Ему сразу стало не по себе.

«Если доберутся до Максима… Конец. Выдаст!»

И теперь Иннокентий Аммосович укорял себя за то, что дал Максиму задание срывать изыскательские работы на острове. Он с самого начала мало верил в способность этого дубоватого Максима Щелчкова.

А может быть, на острове все в порядке и он напрасно пугает сам себя?

И Джерготов решил немедленно поехать на остров.

По счастью, охотничий сезон уже начался, день был субботний, так что можно было собраться на охоту, не вызывая ничьего недоумения или подозрения. Через полчаса темно-зеленая «Победа» с задрапированными окнами пронеслась по улицам города и, вырвавшись на простор южного тракта, скрылась вдали, прикрытая облаком пыли. На заднем ее сиденье развалился озабоченный Джерготов в охотничьем снаряжении.



Иннокентий Аммосович Джерготов имел основания быть озабоченным. Впервые он, кажется, серьезно промахнулся. Доселе двигался он неуклонно по восходящей линии. Сын крестьянина-бедняка Аллахинского улуса Аммоса Джерготова, он лишился отца на одиннадцатом году жизни. Аммос Джерготов погиб от пули белобандитов; через несколько лет умерла и мать. Но все же сын сумел окончить школу, а затем педагогическое училище. Молодой учитель быстро проявил себя, и вскоре его направили учиться в один из московских институтов. Через пять лет после окончания института Иннокентий Аммосович был уже кандидатом экономических наук. Он был на хорошем счету, считался активным общественником и подающим большие надежды ученым. Когда организовался Приленский филиал Академии наук, ему поручили важный пост ученого секретаря. Его общественная активность и особенно незапятнанная биография вполне оправдывали такой выбор. В этом не было ничего удивительного. Во всем Приленске не было человека, которому было бы известно, что истинная фамилия ученого секретаря вовсе не Джерготов, а погибший в бою с белобандитами Аммос Джерготов вовсе не его отец.

Этого в Приленске не знал никто, хотя один человек, и этим человеком был Егор Иванович Ынныхаров, часто видывал Джерготова в то время, когда он был еще малолетним сыном Аллахинского тойона Хаптагусова, у которого с детских лет батрачил Егор Ынныхаров.

Но Егор Иванович, конечно, не мог знать, что его бывший хозяин, Аллахинский тойон Денис Хаптагусов, от которого убежал он в партизанский отряд, не погиб, как это все считали, а остался жив и ушел с остатками разгромленной банды на Охотское побережье, а затем перебрался в Японию.

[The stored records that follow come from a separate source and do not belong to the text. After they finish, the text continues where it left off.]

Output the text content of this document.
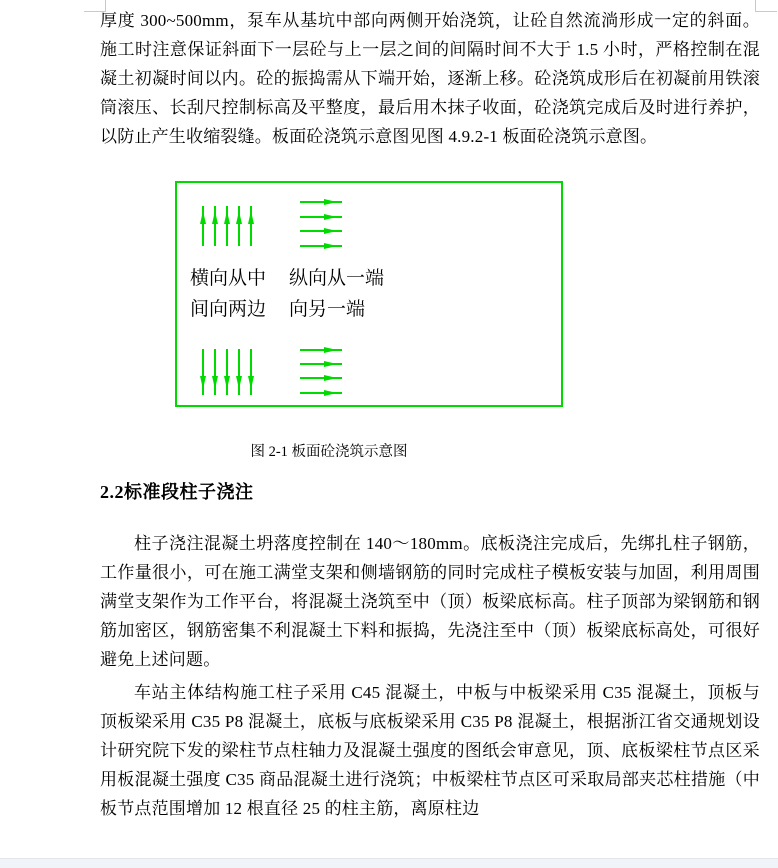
厚度 300~500mm，泵车从基坑中部向两侧开始浇筑，让砼自然流淌形成一定的斜面。施工时注意保证斜面下一层砼与上一层之间的间隔时间不大于 1.5 小时，严格控制在混凝土初凝时间以内。砼的振捣需从下端开始，逐渐上移。砼浇筑成形后在初凝前用铁滚筒滚压、长刮尺控制标高及平整度，最后用木抹子收面，砼浇筑完成后及时进行养护，以防止产生收缩裂缝。板面砼浇筑示意图见图 4.9.2-1 板面砼浇筑示意图。

横向从中
间向两边
纵向从一端
向另一端
图 2-1 板面砼浇筑示意图
2.2标准段柱子浇注

柱子浇注混凝土坍落度控制在 140～180mm。底板浇注完成后，先绑扎柱子钢筋，工作量很小，可在施工满堂支架和侧墙钢筋的同时完成柱子模板安装与加固，利用周围满堂支架作为工作平台，将混凝土浇筑至中（顶）板梁底标高。柱子顶部为梁钢筋和钢筋加密区，钢筋密集不利混凝土下料和振捣，先浇注至中（顶）板梁底标高处，可很好避免上述问题。

车站主体结构施工柱子采用 C45 混凝土，中板与中板梁采用 C35 混凝土，顶板与顶板梁采用 C35 P8 混凝土，底板与底板梁采用 C35 P8 混凝土，根据浙江省交通规划设计研究院下发的梁柱节点柱轴力及混凝土强度的图纸会审意见，顶、底板梁柱节点区采用板混凝土强度 C35 商品混凝土进行浇筑；中板梁柱节点区可采取局部夹芯柱措施（中板节点范围增加 12 根直径 25 的柱主筋，离原柱边
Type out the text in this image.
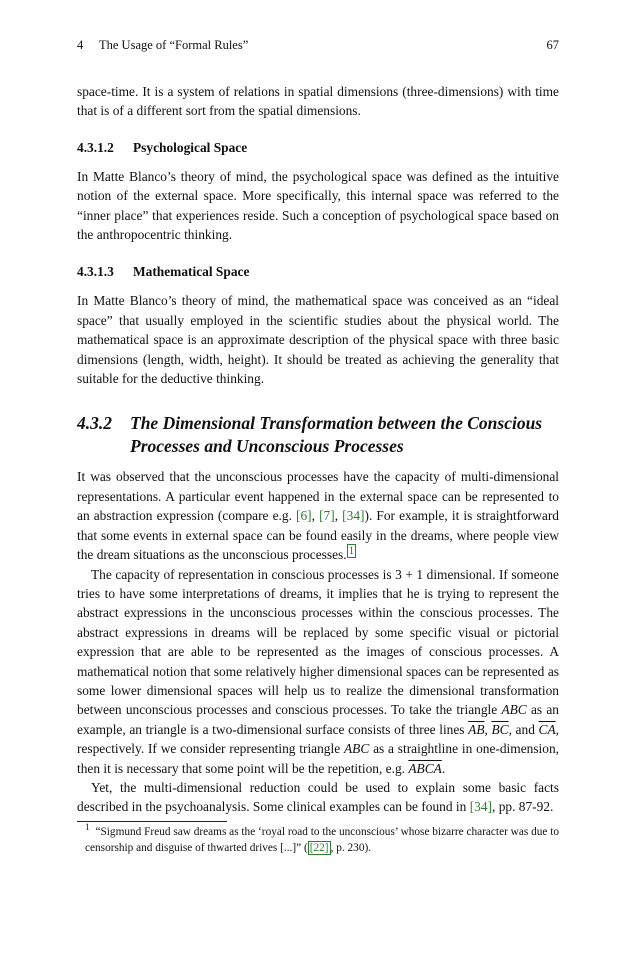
4 The Usage of “Formal Rules”	67

space-time. It is a system of relations in spatial dimensions (three-dimensions) with time that is of a different sort from the spatial dimensions.

4.3.1.2 Psychological Space

In Matte Blanco’s theory of mind, the psychological space was defined as the intuitive notion of the external space. More specifically, this internal space was referred to the “inner place” that experiences reside. Such a conception of psychological space based on the anthropocentric thinking.

4.3.1.3 Mathematical Space

In Matte Blanco’s theory of mind, the mathematical space was conceived as an “ideal space” that usually employed in the scientific studies about the physical world. The mathematical space is an approximate description of the physical space with three basic dimensions (length, width, height). It should be treated as achieving the generality that suitable for the deductive thinking.

4.3.2	The Dimensional Transformation between the Conscious Processes and Unconscious Processes

It was observed that the unconscious processes have the capacity of multi-dimensional representations. A particular event happened in the external space can be represented to an abstraction expression (compare e.g. [6], [7], [34]). For example, it is straightforward that some events in external space can be found easily in the dreams, where people view the dream situations as the unconscious processes. $^1$

The capacity of representation in conscious processes is 3 + 1 dimensional. If someone tries to have some interpretations of dreams, it implies that he is trying to represent the abstract expressions in the unconscious processes within the conscious processes. The abstract expressions in dreams will be replaced by some specific visual or pictorial expression that are able to be represented as the images of conscious processes. A mathematical notion that some relatively higher dimensional spaces can be represented as some lower dimensional spaces will help us to realize the dimensional transformation between unconscious processes and conscious processes. To take the triangle ABC as an example, an triangle is a two-dimensional surface consists of three lines $\overline{AB}$, $\overline{BC}$, and $\overline{CA}$, respectively. If we consider representing triangle ABC as a straightline in one-dimension, then it is necessary that some point will be the repetition, e.g. ABCA.

Yet, the multi-dimensional reduction could be used to explain some basic facts described in the psychoanalysis. Some clinical examples can be found in [34], pp. 87-92.

$^1$ “Sigmund Freud saw dreams as the ‘royal road to the unconscious’ whose bizarre character was due to censorship and disguise of thwarted drives [...]” ( [22] , p. 230).
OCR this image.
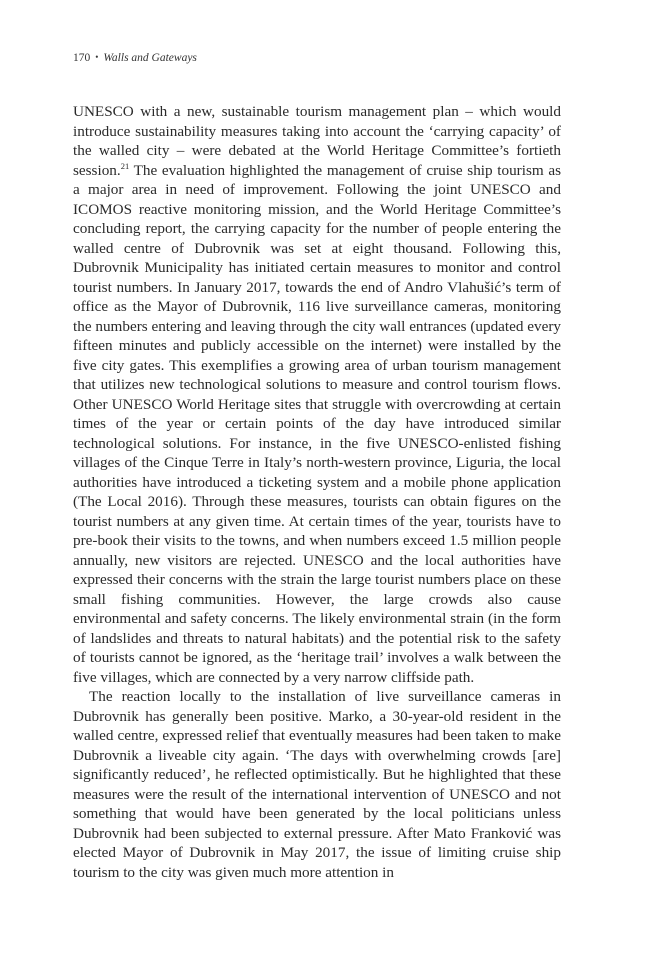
170 • Walls and Gateways

UNESCO with a new, sustainable tourism management plan – which would introduce sustainability measures taking into account the ‘carrying capacity’ of the walled city – were debated at the World Heritage Committee’s fortieth session.$^{21}$ The evaluation highlighted the management of cruise ship tourism as a major area in need of improvement. Following the joint UNESCO and ICOMOS reactive monitoring mission, and the World Heritage Committee’s concluding report, the carrying capacity for the number of people entering the walled centre of Dubrovnik was set at eight thousand. Following this, Dubrovnik Municipality has initiated certain measures to monitor and control tourist numbers. In January 2017, towards the end of Andro Vlahušić’s term of office as the Mayor of Dubrovnik, 116 live surveillance cameras, monitoring the numbers entering and leaving through the city wall entrances (updated every fifteen minutes and publicly accessible on the internet) were installed by the five city gates. This exemplifies a growing area of urban tourism management that utilizes new technological solutions to measure and control tourism flows. Other UNESCO World Heritage sites that struggle with overcrowding at certain times of the year or certain points of the day have introduced similar technological solutions. For instance, in the five UNESCO-enlisted fishing villages of the Cinque Terre in Italy’s north-western province, Liguria, the local authorities have introduced a ticketing system and a mobile phone application (The Local 2016). Through these measures, tourists can obtain figures on the tourist numbers at any given time. At certain times of the year, tourists have to pre-book their visits to the towns, and when numbers exceed 1.5 million people annually, new visitors are rejected. UNESCO and the local authorities have expressed their concerns with the strain the large tourist numbers place on these small fishing communities. However, the large crowds also cause environmental and safety concerns. The likely environmental strain (in the form of landslides and threats to natural habitats) and the potential risk to the safety of tourists cannot be ignored, as the ‘heritage trail’ involves a walk between the five villages, which are connected by a very narrow cliffside path.

The reaction locally to the installation of live surveillance cameras in Dubrovnik has generally been positive. Marko, a 30-year-old resident in the walled centre, expressed relief that eventually measures had been taken to make Dubrovnik a liveable city again. ‘The days with overwhelming crowds [are] significantly reduced’, he reflected optimistically. But he highlighted that these measures were the result of the international intervention of UNESCO and not something that would have been generated by the local politicians unless Dubrovnik had been subjected to external pressure. After Mato Franković was elected Mayor of Dubrovnik in May 2017, the issue of limiting cruise ship tourism to the city was given much more attention in
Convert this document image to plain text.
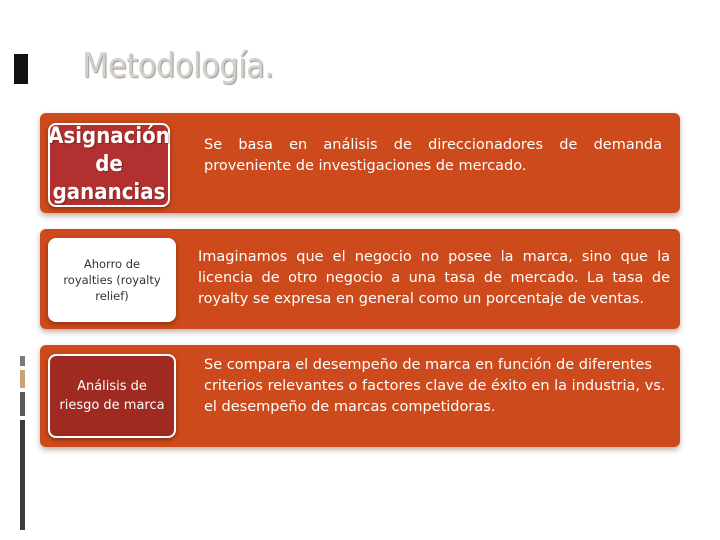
Metodología.
Asignación de ganancias
Se basa en análisis de direccionadores de demanda proveniente de investigaciones de mercado.
Ahorro de royalties (royalty relief)
Imaginamos que el negocio no posee la marca, sino que la licencia de otro negocio a una tasa de mercado. La tasa de royalty se expresa en general como un porcentaje de ventas.
Análisis de riesgo de marca
Se compara el desempeño de marca en función de diferentes criterios relevantes o factores clave de éxito en la industria, vs. el desempeño de marcas competidoras.
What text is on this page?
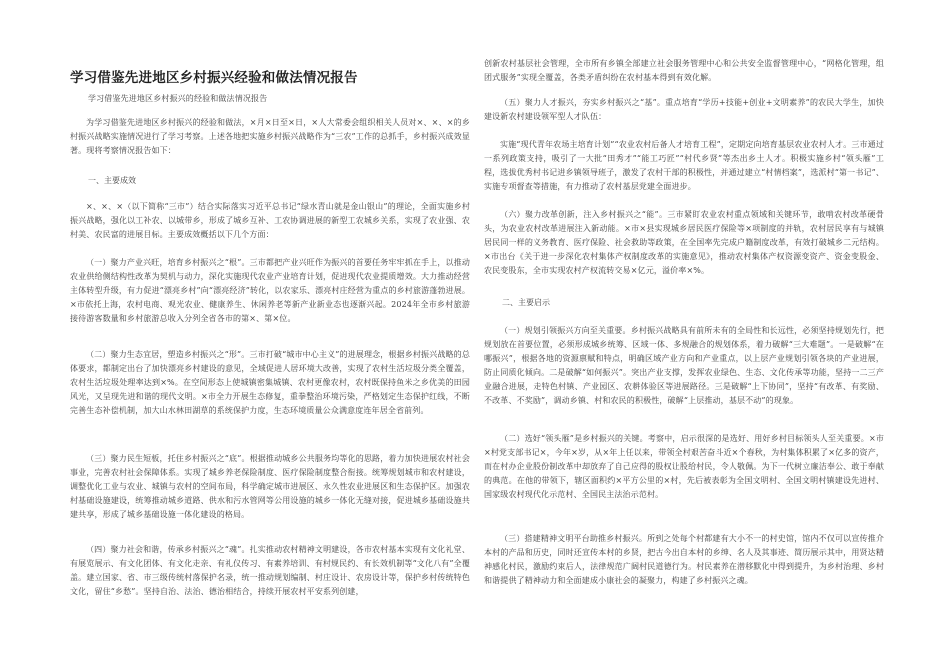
学习借鉴先进地区乡村振兴经验和做法情况报告

学习借鉴先进地区乡村振兴的经验和做法情况报告

为学习借鉴先进地区乡村振兴的经验和做法，×月×日至×日，×人大常委会组织相关人员对×、×、×的乡村振兴战略实施情况进行了学习考察。上述各地把实施乡村振兴战略作为“三农”工作的总抓手，乡村振兴成效显著。现将考察情况报告如下：

一、主要成效

×、×、×（以下简称“三市”）结合实际落实习近平总书记“绿水青山就是金山银山”的理论，全面实施乡村振兴战略，强化以工补农、以城带乡，形成了城乡互补、工农协调进展的新型工农城乡关系，实现了农业强、农村美、农民富的进展目标。主要成效概括以下几个方面：

（一）聚力产业兴旺，培育乡村振兴之“根”。三市都把产业兴旺作为振兴的首要任务牢牢抓在手上，以推动农业供给侧结构性改革为契机与动力，深化实施现代农业产业培育计划，促进现代农业提质增效。大力推动经营主体转型升级，有力促进“漂亮乡村”向“漂亮经济”转化，以农家乐、漂亮村庄经营为重点的乡村旅游蓬勃进展。×市依托上海，农村电商、观光农业、健康养生、休闲养老等新产业新业态也逐渐兴起。2024年全市乡村旅游接待游客数量和乡村旅游总收入分列全省各市的第×、第×位。

（二）聚力生态宜居，塑造乡村振兴之“形”。三市打破“城市中心主义”的进展理念，根据乡村振兴战略的总体要求，都制定出台了加快漂亮乡村建设的意见，全域促进人居环境大改善，实现了农村生活垃圾分类全覆盖，农村生活垃圾处理率达到×%。在空间形态上使城镇密集城镇、农村更像农村，农村既保持鱼米之乡优美的田园风光，又呈现先进和谐的现代文明。×市全力开展生态修复，重拳整治环境污染，严格划定生态保护红线，不断完善生态补偿机制，加大山水林田湖草的系统保护力度，生态环境质量公众满意度连年居全省前列。

（三）聚力民生短板，托住乡村振兴之“底”。根据推动城乡公共服务均等化的思路，着力加快进展农村社会事业，完善农村社会保障体系。实现了城乡养老保险制度、医疗保险制度整合衔接。统筹规划城市和农村建设，调整优化工业与农业、城镇与农村的空间布局，科学确定城市进展区、永久性农业进展区和生态保护区。加强农村基础设施建设，统筹推动城乡道路、供水和污水管网等公用设施的城乡一体化无缝对接，促进城乡基础设施共建共享，形成了城乡基础设施一体化建设的格局。

（四）聚力社会和谐，传承乡村振兴之“魂”。扎实推动农村精神文明建设，各市农村基本实现有文化礼堂、有展览展示、有文化团体、有文化走亲、有礼仪传习、有素养培训、有村规民约、有长效机制等“文化八有”全覆盖。建立国家、省、市三级传统村落保护名录，统一推动规划编制、村庄设计、农房设计等，保护乡村传统特色文化，留住“乡愁”。坚持自治、法治、德治相结合，持续开展农村平安系列创建，

创新农村基层社会管理，全市所有乡镇全部建立社会服务管理中心和公共安全监督管理中心，“网格化管理，组团式服务”实现全覆盖，各类矛盾纠纷在农村基本得到有效化解。

（五）聚力人才振兴，夯实乡村振兴之“基”。重点培育“学历+技能+创业+文明素养”的农民大学生，加快建设新农村建设领军型人才队伍：

实施“现代青年农场主培育计划”“农业农村后备人才培育工程”，定期定向培育基层农业农村人才。三市通过一系列政策支持，吸引了一大批“田秀才”“能工巧匠”“村代乡贤”等杰出乡土人才。积极实施乡村“领头雁”工程，选拔优秀村书记进乡镇领导班子，激发了农村干部的积极性，并通过建立“村情档案”，选派村“第一书记”、实施专项督查等措施，有力推动了农村基层党建全面进步。

（六）聚力改革创新，注入乡村振兴之“能”。三市紧盯农业农村重点领域和关键环节，敢啃农村改革硬骨头，为农业农村改革进展注入新动能。×市×县实现城乡居民医疗保险等×项制度的并轨，农村居民享有与城镇居民同一样的义务教育、医疗保险、社会救助等政策，在全国率先完成户籍制度改革，有效打破城乡二元结构。×市出台《关于进一步深化农村集体产权制度改革的实施意见》，推动农村集体产权资源变资产、资金变股金、农民变股东，全市实现农村产权流转交易×亿元，溢价率×%。

二、主要启示

（一）规划引领振兴方向至关重要。乡村振兴战略具有前所未有的全局性和长远性，必须坚持规划先行，把规划放在首要位置，必须形成城乡统筹、区域一体、多规融合的规划体系，着力破解“三大难题”。一是破解“在哪振兴”，根据各地的资源禀赋和特点，明确区域产业方向和产业重点，以上层产业规划引领各块的产业进展，防止同质化倾向。二是破解“如何振兴”。突出产业支撑，发挥农业绿色、生态、文化传承等功能，坚持一二三产业融合进展，走特色村镇、产业园区、农耕体验区等进展路径。三是破解“上下协同”，坚持“有改革、有奖励、不改革、不奖励”，调动乡镇、村和农民的积极性，破解“上层推动，基层不动”的现象。

（二）选好“领头雁”是乡村振兴的关键。考察中，启示很深的是选好、用好乡村目标领头人至关重要。×市×村党支部书记×，今年×岁，从×年上任以来，带领全村艰苦奋斗近×个春秋，为村集体积累了×亿多的资产，而在村办企业股份制改革中却放弃了自己应得的股权让股给村民，令人敬佩。为下一代树立廉洁奉公、敢于奉献的典范。在他的带领下，辖区面积约×平方公里的×村，先后被表彰为全国文明村、全国文明村镇建设先进村、国家级农村现代化示范村、全国民主法治示范村。

（三）搭建精神文明平台助推乡村振兴。所到之处每个村都建有大小不一的村史馆，馆内不仅可以宣传推介本村的产品和历史，同时还宣传本村的乡贤，把古今出自本村的乡绅、名人及其事迹、简历展示其中，用贤达精神感化村民，激励约束后人，法律规范广阔村民道德行为。村民素养在潜移默化中得到提升，为乡村治理、乡村和谐提供了精神动力和全面建成小康社会的凝聚力，构建了乡村振兴之魂。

Перед бегством в Охотск он позаботился о судьбе сына. Накануне бандиты Хаптагусова расстреляли захваченного в плен проводника настигавшего их красногвардейского отряда Аммоса Джерготова вместе с сыном — подростком лет двенадцати. Вторая жена Хаптагусова, мать Кеши, была взята за красоту из бедняцкой семьи Джерготовых, и таким образом Хаптагусов расстреливал близкого родича. Но родственные чувства не приостановили расправы. Увидав Аммоса вместе с сыном-подростком, Хаптагусов довольно ухмыльнулся. Пленников увели на край оврага, и нестройный винтовочный залп возвестил, что все окончено. Хаптагусов подошел к казненным. Мальчик лежал ничком, поджав под себя, как бы в судороге, правую ногу. Не нагибаясь, пинком ноги Хаптагусов перевернул еще вздрагивающее тело, осмотрел убитого подростка и остался доволен. И ростом, и шириной плеч, и даже слегка лицом он был схож с его сыном Кешей. Теперь Хаптагусов был спокоен за своего сына, брать которого с собой в опасные скитания не решался.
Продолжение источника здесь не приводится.